The market also ignored the fact that the average first-quarter workweek was below that of the fourth quarter. That means that despite faster job growth, overall employee hours--a good measure of economic activity--actually fell last quarter. Historically, that has usually signaled economic weakness, not strength.

LOOKING LONGER-TERM, the trend in payrolls is down, not up. That's typical in an aging expansion. The slowdown shows up in both services and manufacturing. Also, wage growth remains tame (charts). Services, which added 212,000 jobs in March, have generated all of the payroll gains in the past year. But while service employment is up 1.9% from a year ago, that pace is down from 3.1% in the first quarter of 1995.

Manufacturers are still shedding jobs, with payrolls plunging by 62,000 in March. Job losses in motor vehicles and parts explained half of that drop, reflecting the strike at General Motors Corp. But the economy cannot be truly robust without a healthy factory sector, which, as other data show, is still lacking.

The bond market's big worry is that strong labor markets and demand will fuel inflation. Right now, it has an eye on commodity prices. The Knight-Ridder-CRB futures index is at a 71/2-year high. The rise has not been broad, though. It can be traced mainly to a 50% surge in grain prices in the past year, a result of a bad harvest and strong foreign demand. Energy prices are also up, given the $3-per-barrel jump in oil since January. However, industrials prices are down from a year ago.

Higher raw-materials costs for food and energy may work their way into the producer and consumer price indexes in coming months. But those effects won't last. Core inflation, a measure of inflation's underlying trend because it excludes the ups and downs that food and energy can cause, will continue to behave itself.

Meanwhile, wage growth, while up a bit in the service sector over the past year, is going nowhere in manufacturing. Overall, the annual rise in hourly wages was 3% in the first quarter, up from 2.7% a year ago but down from 3.2% two quarters ago. Combined with the slowing trend in job growth, that pace hardly suggests that consumers are ready to splurge.

INCOME GROWTH remains steady enough to justify consumers' willingness to take on more debt. However, something else the bond market hasn't noticed is that the pileup of old IOUs is taking a bigger bite out of household budgets, leaving less cash for new spending.

Consumer installment credit jumped by $12 billion in February, or at an annual rate of 13.9%. Revolving debt, which includes credit cards, rose an additional $6.4 billion.
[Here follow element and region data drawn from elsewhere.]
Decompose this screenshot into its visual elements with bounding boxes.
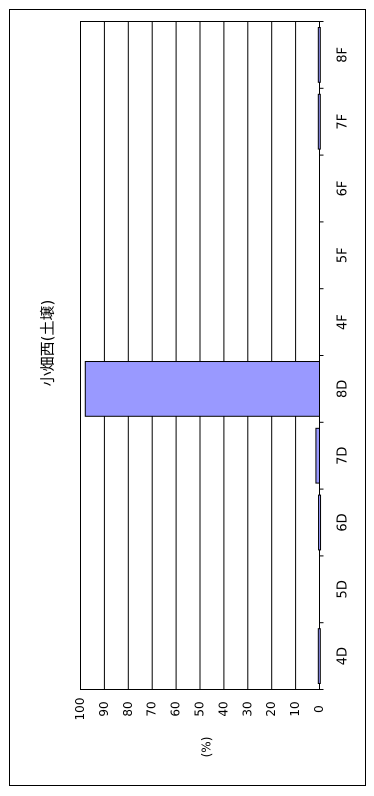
category-label-7D: 7D (336, 447, 351, 465)
category-label-8D: 8D (336, 380, 351, 398)
category-label-5F: 5F (336, 247, 351, 263)
chart-title: 小畑西(土壌) (39, 300, 57, 387)
value-tick-label: 80 (121, 701, 135, 716)
y-axis-label: (%) (200, 737, 214, 758)
category-label-5D: 5D (336, 580, 351, 598)
value-tick-label: 40 (216, 701, 230, 716)
bar-8D (84, 361, 320, 417)
value-tick-label: 20 (264, 701, 278, 716)
gridlines (103, 21, 297, 690)
category-label-7F: 7F (336, 114, 351, 130)
bar-4D (317, 628, 321, 684)
bars (84, 27, 322, 684)
category-label-6D: 6D (336, 513, 351, 531)
category-label-4F: 4F (336, 314, 351, 330)
value-tick-label: 90 (97, 701, 111, 716)
category-ticks (319, 21, 324, 690)
category-label-8F: 8F (336, 47, 351, 63)
category-label-4D: 4D (336, 647, 351, 665)
category-tick-labels: 4D 5D 6D 7D 8D 4F 5F 6F 7F 8F (336, 47, 351, 665)
bar-7D (315, 427, 321, 484)
bar-6D (318, 494, 322, 551)
value-tick-label: 70 (145, 701, 159, 716)
value-tick-label: 0 (312, 705, 326, 713)
value-tick-label: 50 (193, 701, 207, 716)
value-tick-labels: 0 10 20 30 40 50 60 70 80 90 100 (73, 698, 326, 721)
category-label-6F: 6F (336, 181, 351, 197)
value-tick-label: 10 (288, 701, 302, 716)
value-tick-label: 100 (73, 698, 87, 721)
value-tick-label: 30 (240, 701, 254, 716)
bar-7F (317, 93, 321, 150)
bar-8F (317, 27, 321, 83)
value-tick-label: 60 (169, 701, 183, 716)
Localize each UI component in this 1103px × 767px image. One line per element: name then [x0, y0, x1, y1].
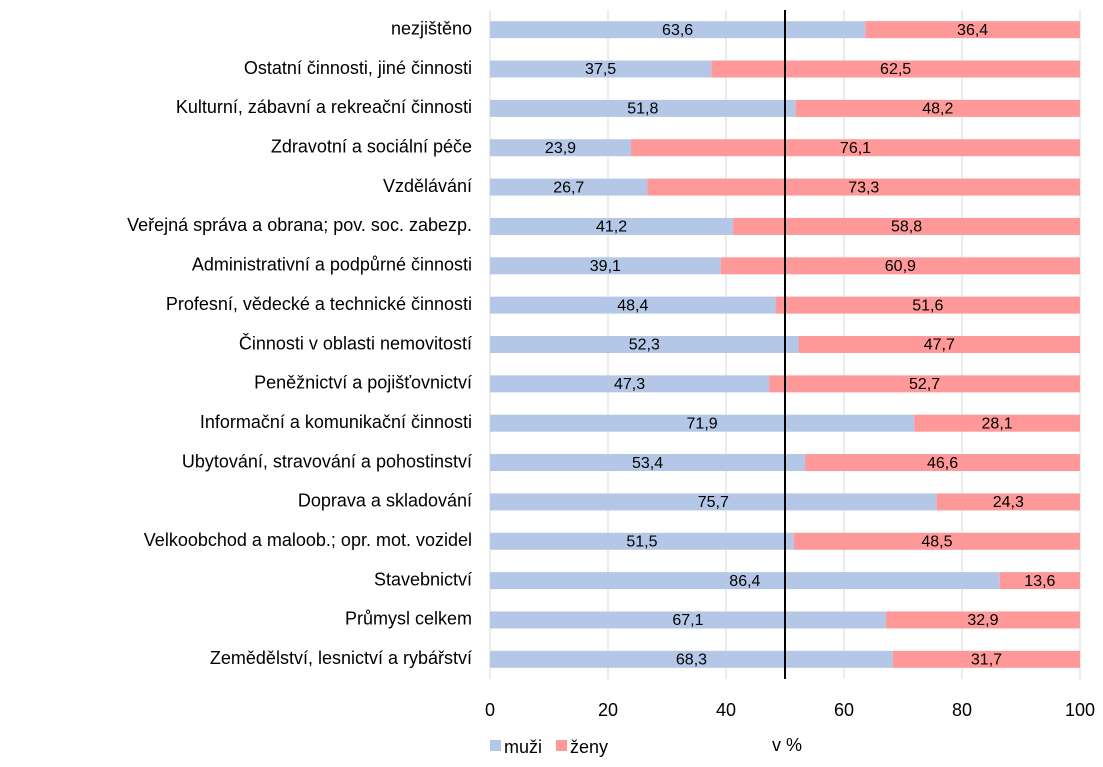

Auto financing was up by $3 billion.

Outstanding debt hit a record 19.1% of disposable income in February, so it is no great shock that credit constraints are rising. Credit-card delinquency rates edged up to 3.3% in the fourth quarter, from 2.4% a year earlier. And the rate will go higher in 1996, says the American Bankers Assn.

In the fourth quarter, payments on mortgages and installment debt grabbed 16.7% of aftertax income. Repaying installment debt alone took 10.9%, the highest rate in 20 years (chart). Debt service is probably why the recent pickup in income has not touched off a spending spree. Since August, real disposable income has increased at a 4.3% annual rate, while real consumer spending is up just 2.3%.

Is the debt spurt dangerous to the economy? Not yet. In general, debt levels become a problem only when employment and income growth get into trouble.

Moreover, although the ratio of installment-debt payments to income has risen, the mortgage ratio is down, thanks to past low rates and the 1993 wave of refinancings. Also, the delinquency rate is still below the levels hit before the past two recessions, while the rate on overdue mortgage payments is less than that of the 1980s and early 1990s.

The bottom line: Bond yields are now more than four percentage points above the current inflation rate, far greater than the historical average. That spread implies that the bond market believes inflation is about to accelerate, a scenario the data just don't support. As a result, when the market's growth scare finally eases in coming months, bond yields are likely to fall--preferably before they do any more damage.